In the 8 months since the Digital Economy Bill was introduced, the digital world has moved on – treating broken policy intent as damage and simply engineering around it. The Bill received Royal Assent yesterday and is now and Act.
For example, the Act introduces mandatory blocking of websites which don’t implement restrictions on access. That block limits access to a domain name (so your browser can’t work out how to show you what’s on www.ParliamentPorn.uk).
Coincidentally, also yesterday, Ethereum announced the launch of their distributed ledger implementation of DNS, to go from a human readable web address to the content/IP address using the data on the ledger (or at least, bits of it), rather than asking your ISP – who is now required by law to lie to you in the UK, and already routinely would in other countries overseas.
The Act therefore incentivises the use of censorship resistant technologies by those who are most likely to have interest in looking at prohibited content… At least UK teenagers will be more engaged in the digital economy… The Bill assumed that people would use credit cards to assert their identity – because nothing could possibly go wrong with that.
Elsewhere in Ethereum
With the ethereum browser plugin giving cryptography, services, and payments, there wouldn’t be an “hard to explain” entries in your credit card history, just another single use address amongst many others, and fully protected from the state snoopers.

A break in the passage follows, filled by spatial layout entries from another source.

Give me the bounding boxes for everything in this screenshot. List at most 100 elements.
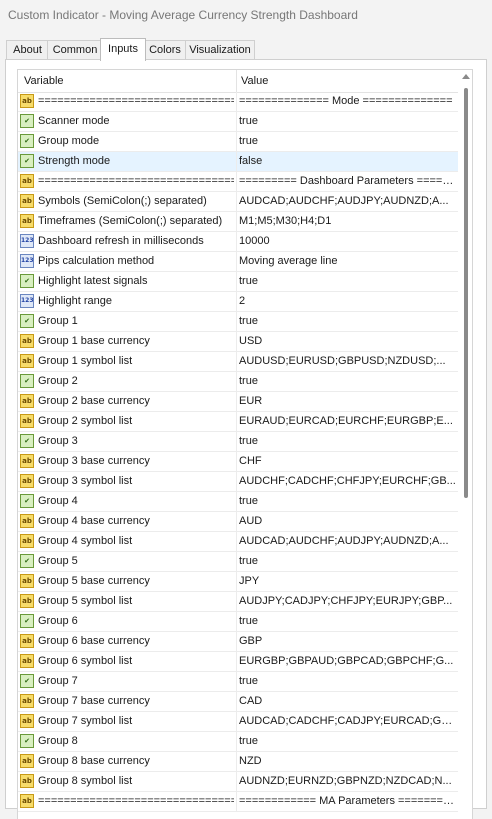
variable-cell: Symbols (SemiColon(;) separated) (38, 195, 207, 207)
string-icon: ab (20, 194, 34, 208)
value-cell[interactable]: ========= Dashboard Parameters =====... (239, 172, 456, 191)
window-title: Custom Indicator - Moving Average Curren… (8, 8, 358, 22)
value-cell[interactable]: CHF (239, 452, 456, 471)
value-cell[interactable]: 2 (239, 292, 456, 311)
table-row[interactable]: 123 Pips calculation method Moving average… (18, 252, 458, 272)
string-icon: ab (20, 534, 34, 548)
table-row[interactable]: ✔ Group 7 true (18, 672, 458, 692)
table-row[interactable]: ✔ Group 6 true (18, 612, 458, 632)
tab-about[interactable]: About (6, 40, 49, 60)
tab-colors[interactable]: Colors (143, 40, 187, 60)
table-row[interactable]: ab Group 7 base currency CAD (18, 692, 458, 712)
table-row[interactable]: ✔ Highlight latest signals true (18, 272, 458, 292)
string-icon: ab (20, 414, 34, 428)
value-cell[interactable]: true (239, 732, 456, 751)
value-cell[interactable]: true (239, 432, 456, 451)
value-cell[interactable]: GBP (239, 632, 456, 651)
column-divider (236, 252, 237, 271)
table-row[interactable]: ab Group 6 base currency GBP (18, 632, 458, 652)
header-variable[interactable]: Variable (24, 70, 64, 92)
value-cell[interactable]: JPY (239, 572, 456, 591)
value-cell[interactable]: AUDCAD;AUDCHF;AUDJPY;AUDNZD;A... (239, 192, 456, 211)
table-row[interactable]: ab Group 7 symbol list AUDCAD;CADCHF;CADJP… (18, 712, 458, 732)
table-row[interactable]: ✔ Group mode true (18, 132, 458, 152)
value-cell[interactable]: AUDCAD;CADCHF;CADJPY;EURCAD;GB... (239, 712, 456, 731)
value-cell[interactable]: 10000 (239, 232, 456, 251)
value-cell[interactable]: AUDJPY;CADJPY;CHFJPY;EURJPY;GBP... (239, 592, 456, 611)
vertical-scrollbar[interactable] (459, 70, 472, 819)
table-row[interactable]: ab Symbols (SemiColon(;) separated) AUDCAD… (18, 192, 458, 212)
boolean-icon: ✔ (20, 374, 34, 388)
header-value[interactable]: Value (241, 70, 268, 92)
table-row[interactable]: ✔ Scanner mode true (18, 112, 458, 132)
value-cell[interactable]: NZD (239, 752, 456, 771)
value-cell[interactable]: true (239, 552, 456, 571)
table-row[interactable]: ab Group 5 symbol list AUDJPY;CADJPY;CHFJP… (18, 592, 458, 612)
value-cell[interactable]: EURGBP;GBPAUD;GBPCAD;GBPCHF;G... (239, 652, 456, 671)
value-cell[interactable]: CAD (239, 692, 456, 711)
variable-cell: Highlight range (38, 295, 112, 307)
table-row[interactable]: ✔ Group 3 true (18, 432, 458, 452)
tab-common[interactable]: Common (47, 40, 103, 60)
variable-cell: Scanner mode (38, 115, 110, 127)
table-row[interactable]: 123 Dashboard refresh in milliseconds 1000… (18, 232, 458, 252)
variable-cell: Group 1 (38, 315, 78, 327)
table-row[interactable]: ✔ Group 4 true (18, 492, 458, 512)
table-row[interactable]: ✔ Group 5 true (18, 552, 458, 572)
table-row[interactable]: ✔ Group 2 true (18, 372, 458, 392)
value-cell[interactable]: AUDCHF;CADCHF;CHFJPY;EURCHF;GB... (239, 472, 456, 491)
table-row[interactable]: ab Group 4 symbol list AUDCAD;AUDCHF;AUDJP… (18, 532, 458, 552)
scroll-thumb[interactable] (464, 88, 468, 498)
value-cell[interactable]: true (239, 372, 456, 391)
value-cell[interactable]: ============== Mode ============== (239, 92, 456, 111)
column-divider (236, 792, 237, 811)
value-cell[interactable]: true (239, 492, 456, 511)
table-row[interactable]: ab ================================ ======… (18, 92, 458, 112)
table-row[interactable]: ab ================================ ======… (18, 792, 458, 812)
value-cell[interactable]: AUDUSD;EURUSD;GBPUSD;NZDUSD;... (239, 352, 456, 371)
variable-cell: Group mode (38, 135, 100, 147)
tab-visualization[interactable]: Visualization (185, 40, 255, 60)
value-cell[interactable]: true (239, 672, 456, 691)
table-row[interactable]: ✔ Group 8 true (18, 732, 458, 752)
value-cell[interactable]: AUDCAD;AUDCHF;AUDJPY;AUDNZD;A... (239, 532, 456, 551)
table-row[interactable]: ab Group 8 symbol list AUDNZD;EURNZD;GBPNZ… (18, 772, 458, 792)
value-cell[interactable]: false (239, 152, 456, 171)
table-row[interactable]: ✔ Strength mode false (18, 152, 458, 172)
value-cell[interactable]: true (239, 132, 456, 151)
value-cell[interactable]: true (239, 612, 456, 631)
table-row[interactable]: ab Group 2 base currency EUR (18, 392, 458, 412)
variable-cell: Group 2 (38, 375, 78, 387)
value-cell[interactable]: AUDNZD;EURNZD;GBPNZD;NZDCAD;N... (239, 772, 456, 791)
boolean-icon: ✔ (20, 314, 34, 328)
table-row[interactable]: ab Group 6 symbol list EURGBP;GBPAUD;GBPCA… (18, 652, 458, 672)
table-row[interactable]: ab Group 8 base currency NZD (18, 752, 458, 772)
scroll-up-arrow-icon[interactable] (462, 74, 470, 79)
value-cell[interactable]: EUR (239, 392, 456, 411)
variable-cell: Group 6 symbol list (38, 655, 133, 667)
table-row[interactable]: ab Group 1 base currency USD (18, 332, 458, 352)
table-row[interactable]: ab Group 4 base currency AUD (18, 512, 458, 532)
value-cell[interactable]: EURAUD;EURCAD;EURCHF;EURGBP;E... (239, 412, 456, 431)
table-row[interactable]: ab Group 1 symbol list AUDUSD;EURUSD;GBPUS… (18, 352, 458, 372)
value-cell[interactable]: true (239, 112, 456, 131)
tab-inputs[interactable]: Inputs (100, 38, 146, 61)
value-cell[interactable]: M1;M5;M30;H4;D1 (239, 212, 456, 231)
table-row[interactable]: ab Group 3 symbol list AUDCHF;CADCHF;CHFJP… (18, 472, 458, 492)
table-row[interactable]: 123 Highlight range 2 (18, 292, 458, 312)
table-row[interactable]: ab Group 2 symbol list EURAUD;EURCAD;EURCH… (18, 412, 458, 432)
column-divider (236, 152, 237, 171)
value-cell[interactable]: USD (239, 332, 456, 351)
value-cell[interactable]: AUD (239, 512, 456, 531)
value-cell[interactable]: ============ MA Parameters =========... (239, 792, 456, 811)
table-row[interactable]: ab Timeframes (SemiColon(;) separated) M1;… (18, 212, 458, 232)
table-row[interactable]: ✔ Group 1 true (18, 312, 458, 332)
table-row[interactable]: ab Group 5 base currency JPY (18, 572, 458, 592)
value-cell[interactable]: Moving average line (239, 252, 456, 271)
table-row[interactable]: ab ================================ ======… (18, 172, 458, 192)
string-icon: ab (20, 474, 34, 488)
table-row[interactable]: ab Group 3 base currency CHF (18, 452, 458, 472)
value-cell[interactable]: true (239, 272, 456, 291)
string-icon: ab (20, 454, 34, 468)
value-cell[interactable]: true (239, 312, 456, 331)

Ethereum contains its own currency with micropayments built in (it is the number 2 cryptocurrency behind bitcoin), and is now finalising the design of zero-knowledge proofs – so you can pay someone money, with the sender, recipient, and amount all able to be fully anonymous (which is a higher level than bitcoin, which is pseudonymous).
The systemic incentives in many ways are obvious – using internet agreements, it’s already been shown that a set of creators and contributors to a project can agree to a contract that automatically shares the proceeds in a pre-agreed and privacy preserving way – the “fair trade music industry”. Whether this project gets used or not is up to the world, but it’s possible, and possibility is what a digital economy can produce.
As a side effect of something else, the technically possible has already undermined the Digital Economy Act’s social intent.
A viewer can access something they want to, that otherwise they couldn’t, in a manner that is fully privacy preserving, and also ensure producers can get paid. You can get a trial app for your phone here (which also does secure comms using Signal based on your wallet address rather than email/phone number).
That is what a digital economy should enable, and indeed it does as a side effect… It’d just be nice if one day they did it deliberately…
Disclosure: in my day job, I was looking at (only) Part 5 of the Digital Economy Bill, which is also broken. The above is just me, just for fun.
Ps – the use of ether addresses as Signal endpoints is a rather genius idea, to build on top anything else. Although this story isn’t entirely new.